There are two advantages to tracking quant black boxes in ETFs, compared to using similar approaches in mutual funds. First, you can be fairly sure that the ETF is not straying from the quant system through the intervention of a human manager. Secondly, management fees and expenses can be low compared to actively managed funds.

Portfolio Applications
Like passive ETFs, intelligent ETFs can provide exposure to the broad stock market or specific sectors. For example, PowerShares offers both style-based (large-cap growth, small-cap value) and sector-based (healthcare, banking) intelligent ETFs. These can be attractive for investors who want targeted exposures to specific styles or sectors, along with the potential to outperform averages.

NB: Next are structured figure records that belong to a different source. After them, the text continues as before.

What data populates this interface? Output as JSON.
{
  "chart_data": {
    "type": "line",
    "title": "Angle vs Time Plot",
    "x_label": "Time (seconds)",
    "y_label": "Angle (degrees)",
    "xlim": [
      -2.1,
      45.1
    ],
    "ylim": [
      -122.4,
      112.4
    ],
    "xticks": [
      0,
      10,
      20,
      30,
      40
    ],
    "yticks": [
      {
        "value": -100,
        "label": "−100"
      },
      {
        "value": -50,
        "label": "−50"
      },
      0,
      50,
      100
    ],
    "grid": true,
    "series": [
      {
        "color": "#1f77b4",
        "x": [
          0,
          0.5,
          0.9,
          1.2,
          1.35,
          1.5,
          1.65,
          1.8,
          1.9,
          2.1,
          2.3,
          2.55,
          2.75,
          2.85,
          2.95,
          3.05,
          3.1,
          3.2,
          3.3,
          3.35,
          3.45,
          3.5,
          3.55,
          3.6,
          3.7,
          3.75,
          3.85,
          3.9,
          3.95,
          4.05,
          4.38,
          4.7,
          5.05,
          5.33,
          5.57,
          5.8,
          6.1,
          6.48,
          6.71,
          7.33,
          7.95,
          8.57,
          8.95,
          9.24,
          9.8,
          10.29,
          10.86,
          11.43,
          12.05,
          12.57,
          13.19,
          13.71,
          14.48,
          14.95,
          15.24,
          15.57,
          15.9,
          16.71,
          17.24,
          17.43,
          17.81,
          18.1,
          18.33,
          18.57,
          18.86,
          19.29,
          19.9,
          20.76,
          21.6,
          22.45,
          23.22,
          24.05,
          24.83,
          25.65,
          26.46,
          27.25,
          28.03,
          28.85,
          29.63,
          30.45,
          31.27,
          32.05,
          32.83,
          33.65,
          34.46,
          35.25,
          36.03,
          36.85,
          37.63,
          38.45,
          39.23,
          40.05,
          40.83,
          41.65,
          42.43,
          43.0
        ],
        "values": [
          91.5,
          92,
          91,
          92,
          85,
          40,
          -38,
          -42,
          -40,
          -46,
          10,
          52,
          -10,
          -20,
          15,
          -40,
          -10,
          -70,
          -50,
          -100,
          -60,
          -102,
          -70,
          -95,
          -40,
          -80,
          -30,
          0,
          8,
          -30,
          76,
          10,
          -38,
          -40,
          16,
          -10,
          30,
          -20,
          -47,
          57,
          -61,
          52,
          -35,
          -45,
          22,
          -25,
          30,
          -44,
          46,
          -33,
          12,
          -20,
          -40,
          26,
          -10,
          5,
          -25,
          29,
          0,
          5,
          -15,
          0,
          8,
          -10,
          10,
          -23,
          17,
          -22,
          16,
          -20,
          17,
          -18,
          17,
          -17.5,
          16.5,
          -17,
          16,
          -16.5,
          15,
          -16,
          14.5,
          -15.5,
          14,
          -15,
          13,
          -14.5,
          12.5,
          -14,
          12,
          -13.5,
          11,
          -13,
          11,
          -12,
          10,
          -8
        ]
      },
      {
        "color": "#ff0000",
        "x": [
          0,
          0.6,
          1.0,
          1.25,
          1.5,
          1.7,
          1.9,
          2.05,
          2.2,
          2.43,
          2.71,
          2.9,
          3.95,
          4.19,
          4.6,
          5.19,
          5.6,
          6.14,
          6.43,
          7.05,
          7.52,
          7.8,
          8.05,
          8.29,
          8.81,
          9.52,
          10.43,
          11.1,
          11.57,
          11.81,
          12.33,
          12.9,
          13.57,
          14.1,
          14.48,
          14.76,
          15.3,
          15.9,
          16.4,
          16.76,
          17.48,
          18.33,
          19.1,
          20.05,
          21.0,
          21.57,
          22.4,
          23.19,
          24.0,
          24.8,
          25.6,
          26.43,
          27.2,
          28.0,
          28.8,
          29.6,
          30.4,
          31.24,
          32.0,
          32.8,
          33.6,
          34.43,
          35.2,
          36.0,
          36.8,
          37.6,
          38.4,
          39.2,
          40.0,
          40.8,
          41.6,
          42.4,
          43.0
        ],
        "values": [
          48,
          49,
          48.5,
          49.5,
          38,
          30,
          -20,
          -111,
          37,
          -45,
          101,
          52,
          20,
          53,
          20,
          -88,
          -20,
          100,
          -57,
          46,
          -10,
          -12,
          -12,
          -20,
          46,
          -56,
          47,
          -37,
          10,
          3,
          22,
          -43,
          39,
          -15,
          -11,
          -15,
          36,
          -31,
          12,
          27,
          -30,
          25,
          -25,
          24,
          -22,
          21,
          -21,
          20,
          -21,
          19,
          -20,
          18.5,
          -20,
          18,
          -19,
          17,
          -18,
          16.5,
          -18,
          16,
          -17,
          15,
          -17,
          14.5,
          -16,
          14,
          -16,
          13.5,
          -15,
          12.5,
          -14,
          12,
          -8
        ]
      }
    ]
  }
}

Investors who normally prefer mutual funds may be attracted to these ETFs by the structural benefits of ETFs, such as the ability to trade shares during the market day or use limit orders. Intelligent ETFs can at times produce performance that rivals successful mutual fund managers, with less income tax impact.

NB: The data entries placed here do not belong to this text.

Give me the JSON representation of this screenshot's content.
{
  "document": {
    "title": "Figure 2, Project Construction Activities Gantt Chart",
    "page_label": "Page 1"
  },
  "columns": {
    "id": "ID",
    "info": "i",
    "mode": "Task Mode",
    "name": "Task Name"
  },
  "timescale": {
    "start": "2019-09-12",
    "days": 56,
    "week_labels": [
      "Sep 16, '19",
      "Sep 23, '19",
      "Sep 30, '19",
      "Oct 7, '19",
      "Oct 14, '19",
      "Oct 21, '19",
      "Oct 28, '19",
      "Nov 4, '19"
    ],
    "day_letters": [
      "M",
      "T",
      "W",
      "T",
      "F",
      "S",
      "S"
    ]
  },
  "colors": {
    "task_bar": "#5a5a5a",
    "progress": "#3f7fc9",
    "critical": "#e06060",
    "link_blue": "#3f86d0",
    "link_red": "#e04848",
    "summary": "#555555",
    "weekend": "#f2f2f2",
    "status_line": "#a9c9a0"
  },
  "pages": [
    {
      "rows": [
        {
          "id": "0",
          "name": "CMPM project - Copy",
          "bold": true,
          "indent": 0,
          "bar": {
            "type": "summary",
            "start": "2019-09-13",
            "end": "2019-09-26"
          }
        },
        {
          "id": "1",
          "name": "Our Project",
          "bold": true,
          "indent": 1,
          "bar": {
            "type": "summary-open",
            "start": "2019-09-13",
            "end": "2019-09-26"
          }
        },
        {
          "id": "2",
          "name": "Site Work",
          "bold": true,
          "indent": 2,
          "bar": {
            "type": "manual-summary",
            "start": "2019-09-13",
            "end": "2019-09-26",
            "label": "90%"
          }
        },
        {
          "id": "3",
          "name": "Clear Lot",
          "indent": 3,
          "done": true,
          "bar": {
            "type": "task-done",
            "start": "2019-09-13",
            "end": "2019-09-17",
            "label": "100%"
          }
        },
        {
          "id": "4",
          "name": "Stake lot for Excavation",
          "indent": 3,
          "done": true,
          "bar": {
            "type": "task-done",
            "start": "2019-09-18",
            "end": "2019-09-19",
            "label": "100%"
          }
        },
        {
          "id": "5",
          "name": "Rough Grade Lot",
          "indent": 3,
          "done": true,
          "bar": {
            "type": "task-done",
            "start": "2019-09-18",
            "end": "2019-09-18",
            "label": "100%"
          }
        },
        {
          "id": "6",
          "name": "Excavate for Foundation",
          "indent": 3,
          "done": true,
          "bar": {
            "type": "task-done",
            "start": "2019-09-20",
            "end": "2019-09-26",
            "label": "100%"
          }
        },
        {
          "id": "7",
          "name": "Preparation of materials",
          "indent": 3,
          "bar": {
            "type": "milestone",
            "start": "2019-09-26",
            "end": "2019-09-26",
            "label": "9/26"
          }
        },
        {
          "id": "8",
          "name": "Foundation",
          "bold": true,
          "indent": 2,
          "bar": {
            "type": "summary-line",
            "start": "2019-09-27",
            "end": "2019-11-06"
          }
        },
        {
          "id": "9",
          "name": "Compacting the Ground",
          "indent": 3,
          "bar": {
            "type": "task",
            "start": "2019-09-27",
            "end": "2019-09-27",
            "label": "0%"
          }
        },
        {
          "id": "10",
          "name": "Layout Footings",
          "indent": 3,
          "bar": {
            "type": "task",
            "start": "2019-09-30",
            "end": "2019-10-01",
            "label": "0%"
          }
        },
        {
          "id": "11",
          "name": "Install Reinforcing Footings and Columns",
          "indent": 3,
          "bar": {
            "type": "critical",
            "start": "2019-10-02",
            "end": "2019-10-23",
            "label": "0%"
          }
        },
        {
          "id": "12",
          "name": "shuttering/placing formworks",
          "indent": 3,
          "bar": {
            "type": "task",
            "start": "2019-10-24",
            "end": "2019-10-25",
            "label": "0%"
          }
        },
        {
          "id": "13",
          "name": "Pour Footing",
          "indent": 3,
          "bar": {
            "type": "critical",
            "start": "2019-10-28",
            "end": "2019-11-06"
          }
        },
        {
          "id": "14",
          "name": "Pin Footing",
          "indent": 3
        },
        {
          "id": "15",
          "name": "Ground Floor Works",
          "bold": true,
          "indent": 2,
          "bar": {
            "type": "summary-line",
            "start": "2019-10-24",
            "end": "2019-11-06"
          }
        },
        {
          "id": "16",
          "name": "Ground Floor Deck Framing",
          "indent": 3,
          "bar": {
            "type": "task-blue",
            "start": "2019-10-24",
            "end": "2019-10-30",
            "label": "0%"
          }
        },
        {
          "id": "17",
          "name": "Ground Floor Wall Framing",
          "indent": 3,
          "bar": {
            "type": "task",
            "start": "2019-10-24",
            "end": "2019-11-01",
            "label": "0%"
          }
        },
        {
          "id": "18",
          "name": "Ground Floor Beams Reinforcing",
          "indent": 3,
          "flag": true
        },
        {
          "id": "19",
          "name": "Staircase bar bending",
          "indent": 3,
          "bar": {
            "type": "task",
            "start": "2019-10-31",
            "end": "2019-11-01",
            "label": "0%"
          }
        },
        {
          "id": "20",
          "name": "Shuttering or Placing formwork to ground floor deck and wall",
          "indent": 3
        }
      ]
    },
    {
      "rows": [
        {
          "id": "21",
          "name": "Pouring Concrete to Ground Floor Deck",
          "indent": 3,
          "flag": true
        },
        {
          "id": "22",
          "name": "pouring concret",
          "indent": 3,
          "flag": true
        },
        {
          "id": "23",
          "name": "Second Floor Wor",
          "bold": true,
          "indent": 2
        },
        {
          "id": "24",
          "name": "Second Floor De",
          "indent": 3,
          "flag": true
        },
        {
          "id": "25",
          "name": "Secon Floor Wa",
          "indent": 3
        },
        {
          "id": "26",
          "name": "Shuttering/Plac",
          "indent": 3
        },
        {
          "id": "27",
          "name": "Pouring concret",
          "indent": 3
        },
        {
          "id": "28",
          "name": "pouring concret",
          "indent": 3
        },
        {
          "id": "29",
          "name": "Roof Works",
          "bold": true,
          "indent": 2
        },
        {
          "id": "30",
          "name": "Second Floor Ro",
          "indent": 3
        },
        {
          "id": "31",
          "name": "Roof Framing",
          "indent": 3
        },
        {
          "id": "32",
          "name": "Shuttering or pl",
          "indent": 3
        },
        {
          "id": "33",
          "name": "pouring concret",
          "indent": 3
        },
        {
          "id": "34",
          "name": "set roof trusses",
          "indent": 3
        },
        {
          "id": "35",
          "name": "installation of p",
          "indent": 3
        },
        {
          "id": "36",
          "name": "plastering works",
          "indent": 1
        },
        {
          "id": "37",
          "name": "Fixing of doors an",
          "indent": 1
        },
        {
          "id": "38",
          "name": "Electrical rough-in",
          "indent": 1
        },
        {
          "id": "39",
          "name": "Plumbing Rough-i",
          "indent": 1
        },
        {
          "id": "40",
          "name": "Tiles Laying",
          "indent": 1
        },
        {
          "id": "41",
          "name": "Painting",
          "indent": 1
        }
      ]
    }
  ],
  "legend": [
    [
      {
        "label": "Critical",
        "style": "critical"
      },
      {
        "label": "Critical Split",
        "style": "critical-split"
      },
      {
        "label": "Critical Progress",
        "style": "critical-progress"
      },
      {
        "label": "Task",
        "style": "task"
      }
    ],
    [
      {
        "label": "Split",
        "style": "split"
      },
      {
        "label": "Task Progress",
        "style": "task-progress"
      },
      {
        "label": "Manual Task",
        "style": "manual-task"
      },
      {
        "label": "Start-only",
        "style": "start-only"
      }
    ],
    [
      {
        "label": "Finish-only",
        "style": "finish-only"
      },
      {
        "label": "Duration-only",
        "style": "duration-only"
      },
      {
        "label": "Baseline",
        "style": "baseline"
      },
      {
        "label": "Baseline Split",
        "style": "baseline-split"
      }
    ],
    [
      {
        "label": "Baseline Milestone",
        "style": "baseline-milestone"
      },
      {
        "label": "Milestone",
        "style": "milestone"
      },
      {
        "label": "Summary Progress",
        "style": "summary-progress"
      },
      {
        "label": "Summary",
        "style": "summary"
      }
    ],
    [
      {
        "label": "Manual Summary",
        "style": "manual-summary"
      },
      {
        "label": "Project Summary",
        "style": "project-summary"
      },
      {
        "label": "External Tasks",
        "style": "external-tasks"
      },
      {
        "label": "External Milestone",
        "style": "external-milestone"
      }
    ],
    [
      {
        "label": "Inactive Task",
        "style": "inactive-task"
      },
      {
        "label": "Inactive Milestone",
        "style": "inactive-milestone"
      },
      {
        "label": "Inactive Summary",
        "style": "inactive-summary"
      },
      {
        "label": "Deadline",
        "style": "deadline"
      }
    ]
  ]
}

SEE: 3 Steps To A Profitable ETF Portfolio

Sector-based intelligent ETFs can be used by sophisticated investors to develop custom indexes. For example, a customized high-tech index could be created by combining semiconductor ETFs, software ETFs, networking ETFs, and hardware and consumer electronics ETFs. This custom blend could outperform the broad market average if these specific tech sectors do well, or if each intelligent index outperforms the average return of its sector.

Recent Developments
Although PowerShares invented the intelligent ETF genre and has remained its leader, other firms are contributing innovations. They include:

  • Claymore Securities - It developed a quantitative method to screen for companies that hold valuable patents. Claymore also offers a rotation ETF that selects 100 of the S&P 500's components (with quarterly rebalancing) based on Zack's computer-generated stock ratings.
  • First Trust Portfolios - Introduced an AlphaDEX series of ETFs in 2007, tracking enhanced indexes created by Standard & Poor's by periodically ranking and rebalancing components of S&P indexes based on growth and value factors. Index components are ranked and divided into quintiles, and the higher-ranked quintiles receive more index weighting. The indexes and paired ETFs are rebalanced quarterly.
  • XShares Advisors with TD Ameritrade and Zacks Investment Research- Created a "lifecycle" ETF. These funds, which fall under the TDAX Independent brand, automatically reallocate U.S. equity, international equity and debt securities, as each series moves closer to a future target maturity date. In this case, the "intelligence" is built into the preprogrammed glide path of each ETF in the series.

The Bottom Line
Intelligent ETFs do not pursue average investment returns. The success of the first generation of intelligent ETFs has encouraged more innovation among different types of quant models, blends of passive and active investment styles, and alternative types of intelligence. As a result, the line between intelligent ETFs and actively managed mutual funds keep blurring.